Saturday, November 13, 2004

It's viability stupid

After reading Justice Harry A. Blackmun's Row v Wade decision and listening to opinions from both sides I have come to some conclusions. Abortion must be legal until the point at which a fetus can viably live outside the womb. Abortions should only be carried out after the point of viability if the pregnancy threatens the mother's physical health. Anti-abortion proponents debate abortion with a variety of arguments that have a common theme, it's not supported by the constitution and it's murder to kill a "child" from conception.

Joseph Farah of WorldNetDaily bases his abortion argument on the use of posterity in the following: "We the people of the United States, in order to form a more perfect union, establish justice, insure domestic tranquility, provide for the common defense, promote the general welfare, and secure the blessings of liberty to ourselves and our posterity, do ordain and establish this Constitution for the United States of America". Farah argues that posterity in this context means descendents, and therefore unborn.
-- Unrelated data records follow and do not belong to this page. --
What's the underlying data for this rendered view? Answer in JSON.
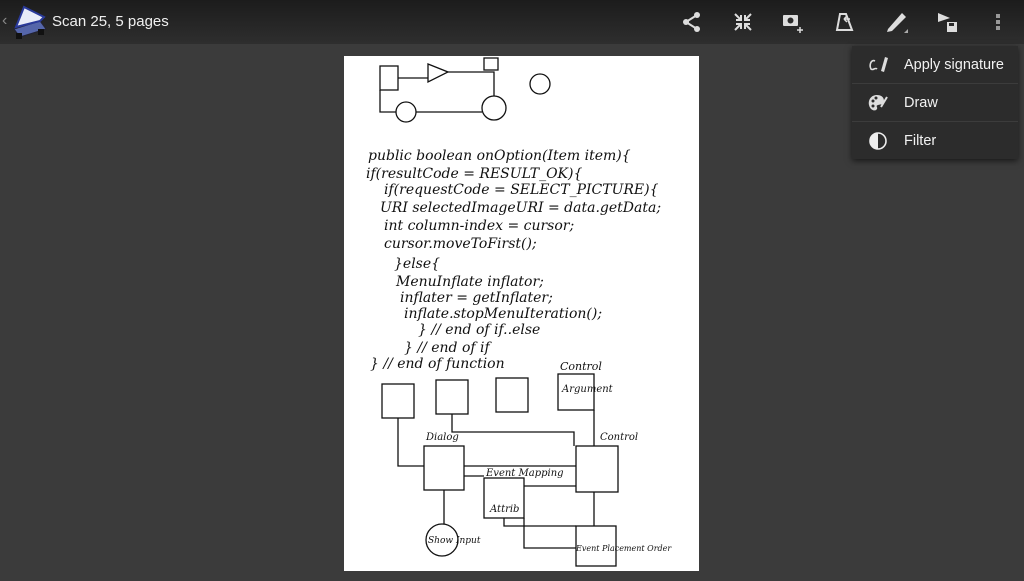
{
  "header": {
    "back_icon": "chevron-left-icon",
    "app_icon": "scanner-icon",
    "title": "Scan 25, 5 pages",
    "actions": [
      "share-icon",
      "collapse-icon",
      "add-photo-icon",
      "crop-icon",
      "pencil-icon",
      "send-save-icon",
      "more-vert-icon"
    ]
  },
  "menu": {
    "items": [
      {
        "label": "Apply signature",
        "icon": "signature-icon"
      },
      {
        "label": "Draw",
        "icon": "palette-icon"
      },
      {
        "label": "Filter",
        "icon": "contrast-icon"
      }
    ]
  },
  "document": {
    "lines": [
      "public boolean onOption(Item item){",
      "if(resultCode = RESULT_OK){",
      "if(requestCode = SELECT_PICTURE){",
      "URI selectedImageURI = data.getData;",
      "int column-index = cursor;",
      "cursor.moveToFirst();",
      "}else{",
      "MenuInflate inflator;",
      "inflater = getInflater;",
      "inflate.stopMenuIteration();",
      "} // end of if..else",
      "} // end of if",
      "} // end of function"
    ],
    "diagram_labels": [
      "Control",
      "Event",
      "Argument",
      "Dialog",
      "Control",
      "Event Mapping",
      "Attrib",
      "Show Input",
      "Event Placement Order"
    ]
  }
}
It's an interesting but entirely ridiculous argument to say that the mere potential for future life demands the allocation of constitutional rights. A woman that admitted to thinking about having a child in the future but didn't, could theoretically be charged with the new crime of thought abortion.
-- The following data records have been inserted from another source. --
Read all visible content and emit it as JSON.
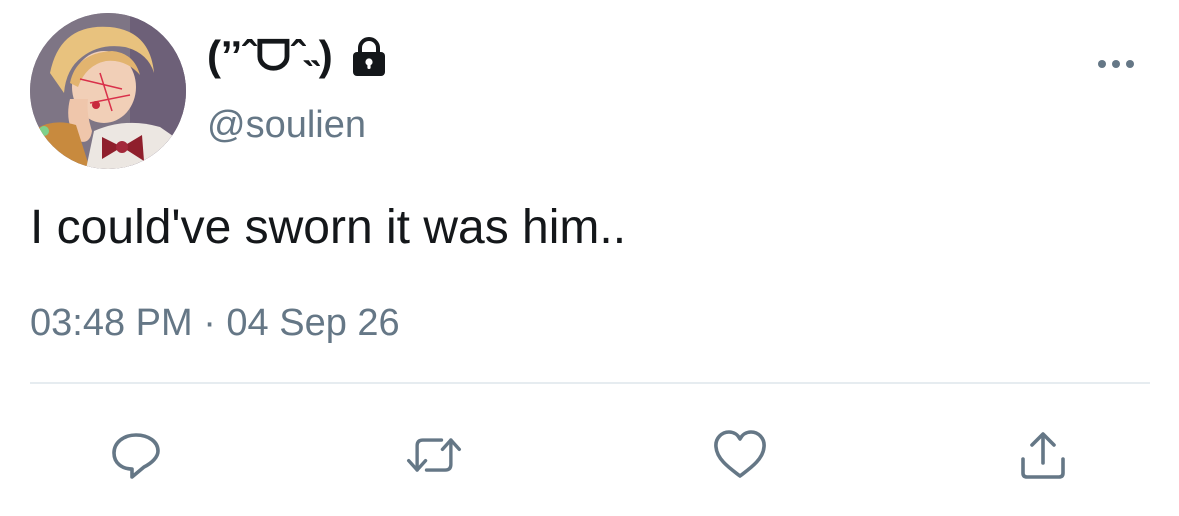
{
  "tweet": {
    "display_name": "(ˮˆᗜˆ˵)",
    "handle": "@soulien",
    "text": "I could've sworn it was him..",
    "timestamp": "03:48 PM · 04 Sep 26",
    "protected": true
  },
  "icons": {
    "protected": "lock-icon",
    "more": "more-options-icon",
    "reply": "reply-icon",
    "retweet": "retweet-icon",
    "like": "heart-icon",
    "share": "share-icon"
  },
  "colors": {
    "primary_text": "#14171a",
    "secondary_text": "#657786",
    "divider": "#e6ecf0",
    "icon": "#657786"
  }
}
Another common argument is that human life begins at conception. By ignoring the religious and mythical "ensoulment" contention an understanding begins to form of the insanity of allocating anthropocentric based rights to a zygote or early stage embryo. A woman who admitted to a miscarriage could be questioned to understand whether she was criminally negligent.

As a society we have an obligation to assign rights equitably. Not giving a woman a chance to terminate a pregnancy is discriminatory. She should have the freedom to make a decision about her body when the pregnancy is unwanted. Unfortunately many state laws disagree with the Supreme Court on the issue of viability and privacy at the core of Row v Wade. Bush's debt to the evangelicals will not be paid unless there are constitional ammendments banning abortion and gay marriage by the end of his second term.